Tell me if this sounds familiar: News has recently come out that a first day Lions draft pick has been involved in legal trouble in the past year. No, I'm not talking about Jordon Dizon, the Lions second-round pick who was arrested six days before the draft. Instead, I'm talking about first-round pick Gosder Cherilus.

Cherilus was sentenced to one year of probation on Wednesday for his role in a bar brawl that happened last July in Boston. Cherilus and one of his teammates at Boston College (DeJuan Tribble) were at a bar when a fight broke out between a part-owner of the bar and a patron. Cherilus and Tribble, who was drafted by the Chargers this past April, intervened to help break up the fight, but this is where the story takes a weird twist.

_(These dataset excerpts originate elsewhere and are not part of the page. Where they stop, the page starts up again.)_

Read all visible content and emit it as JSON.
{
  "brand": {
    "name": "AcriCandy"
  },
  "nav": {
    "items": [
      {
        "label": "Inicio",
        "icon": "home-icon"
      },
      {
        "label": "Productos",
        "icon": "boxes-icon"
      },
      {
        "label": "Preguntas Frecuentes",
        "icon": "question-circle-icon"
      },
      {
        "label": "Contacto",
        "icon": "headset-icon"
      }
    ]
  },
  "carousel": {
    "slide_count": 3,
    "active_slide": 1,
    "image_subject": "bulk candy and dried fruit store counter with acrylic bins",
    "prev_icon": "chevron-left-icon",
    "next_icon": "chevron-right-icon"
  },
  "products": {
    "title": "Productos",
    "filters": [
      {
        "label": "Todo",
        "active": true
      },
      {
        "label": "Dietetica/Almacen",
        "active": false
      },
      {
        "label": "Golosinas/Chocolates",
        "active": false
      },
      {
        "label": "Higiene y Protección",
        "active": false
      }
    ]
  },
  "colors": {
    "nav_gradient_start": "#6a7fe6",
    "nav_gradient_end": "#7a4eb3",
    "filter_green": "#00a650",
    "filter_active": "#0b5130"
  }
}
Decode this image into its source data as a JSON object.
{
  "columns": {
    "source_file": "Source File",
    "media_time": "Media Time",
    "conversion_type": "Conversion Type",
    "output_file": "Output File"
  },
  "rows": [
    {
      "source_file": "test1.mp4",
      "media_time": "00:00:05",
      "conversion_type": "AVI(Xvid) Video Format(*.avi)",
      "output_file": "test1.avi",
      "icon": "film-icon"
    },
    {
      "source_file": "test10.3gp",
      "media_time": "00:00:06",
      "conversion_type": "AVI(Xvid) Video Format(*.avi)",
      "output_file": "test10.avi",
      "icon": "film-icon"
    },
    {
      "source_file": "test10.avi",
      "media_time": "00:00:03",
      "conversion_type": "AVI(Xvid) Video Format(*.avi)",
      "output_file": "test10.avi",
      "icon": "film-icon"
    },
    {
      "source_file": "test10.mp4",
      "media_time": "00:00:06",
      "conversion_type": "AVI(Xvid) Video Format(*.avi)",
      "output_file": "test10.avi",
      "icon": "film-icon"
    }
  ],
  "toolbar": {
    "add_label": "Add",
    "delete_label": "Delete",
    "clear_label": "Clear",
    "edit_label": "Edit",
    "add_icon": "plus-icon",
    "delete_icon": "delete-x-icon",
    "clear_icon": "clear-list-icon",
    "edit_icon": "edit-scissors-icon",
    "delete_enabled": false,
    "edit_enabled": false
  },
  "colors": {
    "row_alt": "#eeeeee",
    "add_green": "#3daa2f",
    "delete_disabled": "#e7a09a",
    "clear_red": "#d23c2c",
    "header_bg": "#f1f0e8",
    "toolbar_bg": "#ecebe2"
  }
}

Rather than simply separating the people in the fight, the patron alleged that Cherilus and Tribble started beating him up and it really isn't just an allegeation at this point. Both Cherilus and Tribble were charged with a single count of assault and battery as well as a single count of assault and battery with a dangerous weapon. To go along with that, Cherilus has to pay $52,000 to the victim to help pay for medical bills that arrose from the incident.

I don't buy the story that Cherilus was simply trying to break up the fight one bit. He told the Boston Globe that the lesson he learned was to "not to try to break up any more fights." It wasn't that you shouldn't beat the crap out of someone or put them in the hospital, but instead that you shouldn't break up any more fights. Maybe I'm being too harsh on him and don't know the entire story, but could someone explain to me why it is necessary to beat the living crap out of someone when breaking up a fight? Wouldn't getting in between the two people fighting have been enough?

Gosder Cherilus will contribute to the Lions this season as he likely will be the starting right tackle, so you can't fault Detroit for picking him. However, you do have to wonder if the Lions knew about this incident. If they did, then fine, they took a chance on someone with known character issues. If they didn't, well, then it's just another sign of how mediocre the franchise is. Pro Football Talk points out that news of this incident came out shortly after it happened, so if Detroit didn't know about it then they're not very resourceful.

I hope this isn't a recent sign of things to come, but the Lions are leading Pro Football Talk's second annual "Turd Watch," which gives points to teams that have players, coaches, or employees that get in legal trouble. In the first edition of the Turd Watch the Lions were one of four teams that didn't have a single point, and already this year they're up to 30. Yikes.